Sunday, January 8, 2012

Live Ingredients

My Singaporean lady friends and I have an insatiable appetite for lobster. Here in New York, we make it a point to do our in-house 'clambake' at least once a year. Last night was our first for 2012. I was enticed by the $11 per lobster sale at Pisacane and therefore, rallied my niece and my dining companion to come over. Alas, by the time I got up from my afternoon nap, the $11 lobsters were gone and I had to pay the full price.

Undeterred, we went through with dinner. The high point for such lobster boils is the actual dunking of the live lobsters into the pot of scalding water, heavily seasoned with Old Bay. This time, the 2 pounders got a tad aggressive, tried to snap, jerked a bit, foamed at the mouth. Luckily, their claws and pincers were restrained by the rubber bands that add on to the flavor of the stock. My friend Peggy would ask each time, if I had heard a squeak. Someone had mentioned that lobsters make a sound when they drown in the boiling water. No such drama.
Yet, this time around, the lobsters' stronger struggle made me feel somewhat bad. I was about to partake of such a decadent, butter-loaded, high cholesterol meal at the expense of sea creatures dying on the spot, in my kitchen.

All this reminded me of the types of live ingredients I have witnessed become main meals soon after. There's the story of the Christmas turkey that gurgled the whole night in the backyard. It had arrived late in the night boxed up in my father's car. Then there was another time my father came home with another box.....which later revealed jumping frogs sent over from Indonesia. My father seemed like a bad Santa full of frightful animals.

My most memorable experience was of course, Hanky and Panky. These were chicks I had picked out in an egg store (or something like that), around the time that I was learning about the life cycle of chickens at school. Hanky and Panky were later sent off to live with our maid because the neighborhood stray cat had set his eyes on them. The chicks matured, only to come back to my home as chicken curry served up during Chinese New Year. My mother did indeed commission the slaughter of live chickens at the back of our house, in the wash area. Sometimes, one could hear the screaming chicken being executed. Family legend has it that one tried to escape with its head dangling halfway off its neck. Talk about a headless chicken.
Another time, I witnessed the maid coming out to the front porch with a bag of bloody poultry. Apparently, the just-slaughtered chickens had been rejected by my mother for being too skinny for Chinese New Year.

Wet markets were even worse.

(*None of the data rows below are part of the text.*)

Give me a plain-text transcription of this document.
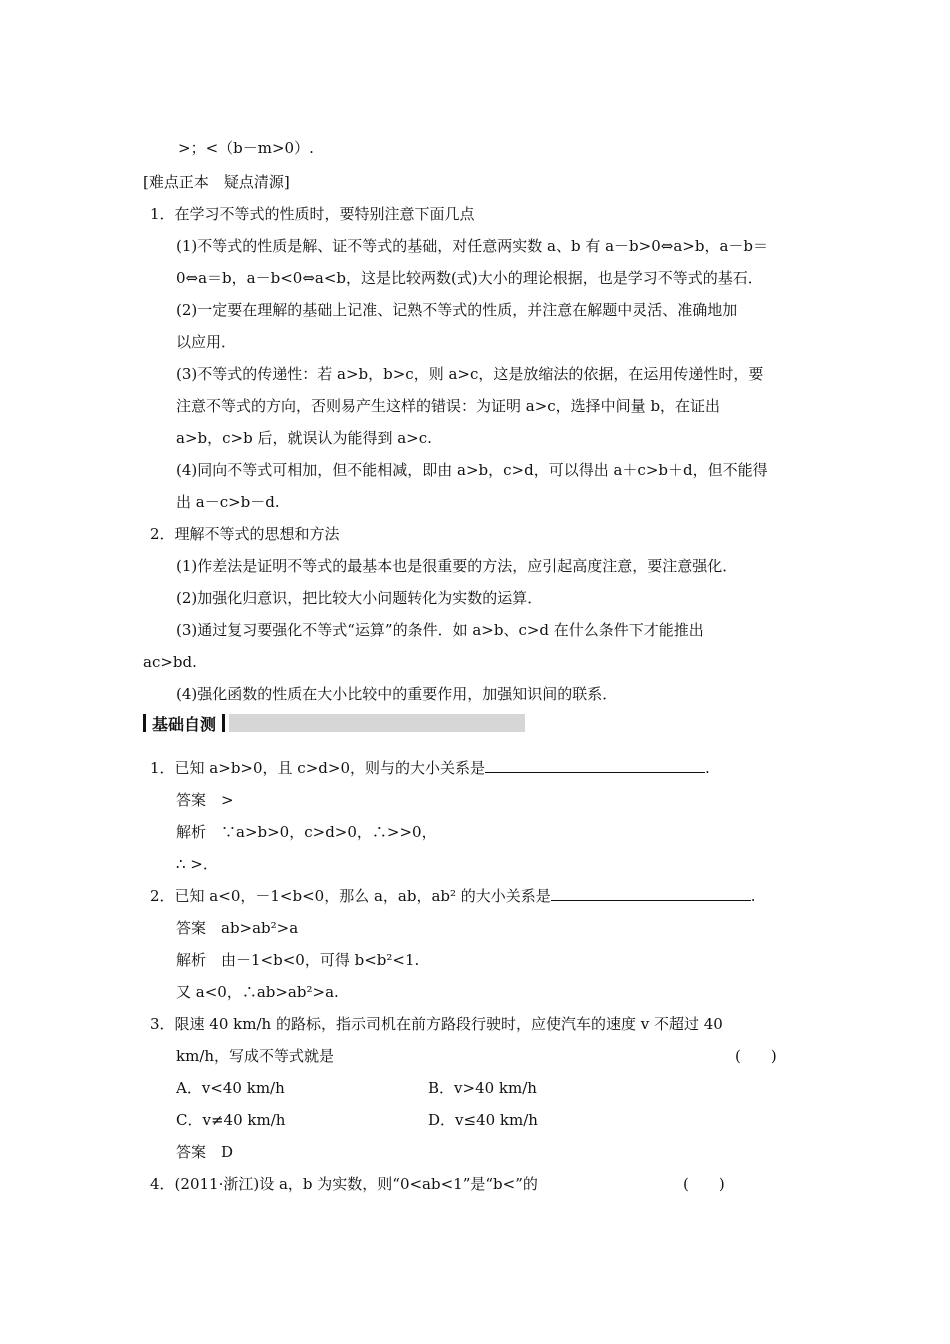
>；<（b－m>0）.
[难点正本　疑点清源]
1．在学习不等式的性质时，要特别注意下面几点
(1)不等式的性质是解、证不等式的基础，对任意两实数 a、b 有 a－b>0⇔a>b，a－b＝
0⇔a＝b，a－b<0⇔a<b，这是比较两数(式)大小的理论根据，也是学习不等式的基石．
(2)一定要在理解的基础上记准、记熟不等式的性质，并注意在解题中灵活、准确地加
以应用．
(3)不等式的传递性：若 a>b，b>c，则 a>c，这是放缩法的依据，在运用传递性时，要
注意不等式的方向，否则易产生这样的错误：为证明 a>c，选择中间量 b，在证出
a>b，c>b 后，就误认为能得到 a>c.
(4)同向不等式可相加，但不能相减，即由 a>b，c>d，可以得出 a＋c>b＋d，但不能得
出 a－c>b－d.
2．理解不等式的思想和方法
(1)作差法是证明不等式的最基本也是很重要的方法，应引起高度注意，要注意强化．
(2)加强化归意识，把比较大小问题转化为实数的运算．
(3)通过复习要强化不等式“运算”的条件．如 a>b、c>d 在什么条件下才能推出
ac>bd.
(4)强化函数的性质在大小比较中的重要作用，加强知识间的联系．
答案　>
解析　∵a>b>0，c>d>0，∴>>0，
∴ >．
答案　ab>ab²>a
解析　由－1<b<0，可得 b<b²<1.
又 a<0，∴ab>ab²>a.
3．限速 40 km/h 的路标，指示司机在前方路段行驶时，应使汽车的速度 v 不超过 40
km/h，写成不等式就是
A．v<40 km/h	B．v>40 km/h
C．v≠40 km/h	D．v≤40 km/h
答案　D
4．(2011·浙江)设 a，b 为实数，则“0<ab<1”是“b<”的
基础自测
1．已知 a>b>0，且 c>d>0，则与的大小关系是	.
2．已知 a<0，－1<b<0，那么 a，ab，ab² 的大小关系是	.
(　　)
(　　)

I hated passing through this narrow passageway in Siglap market because it cornered the cages of chickens sitting beside the huge tanks of boiling water used for 'the process'. You could only sense the screaming the entire time and the stench of blood and guts pervading the humid air. And let's not forget those famous fish tanks in many Chinese restaurants. Kids would love to see the jumping shrimp caught in the net. I would instead monitor the fat fish bellying up. When I lived in Beijing, the most awful part was having to pass by the tanks of grass snakes greeting you at the front of the restaurant. Considered a delicacy at wintertime, I did not need those 'Indiana Jones' moments to contend with, given my phobia of snakes.

All the stuff we live to eat. Perhaps, I should have written this for Halloween.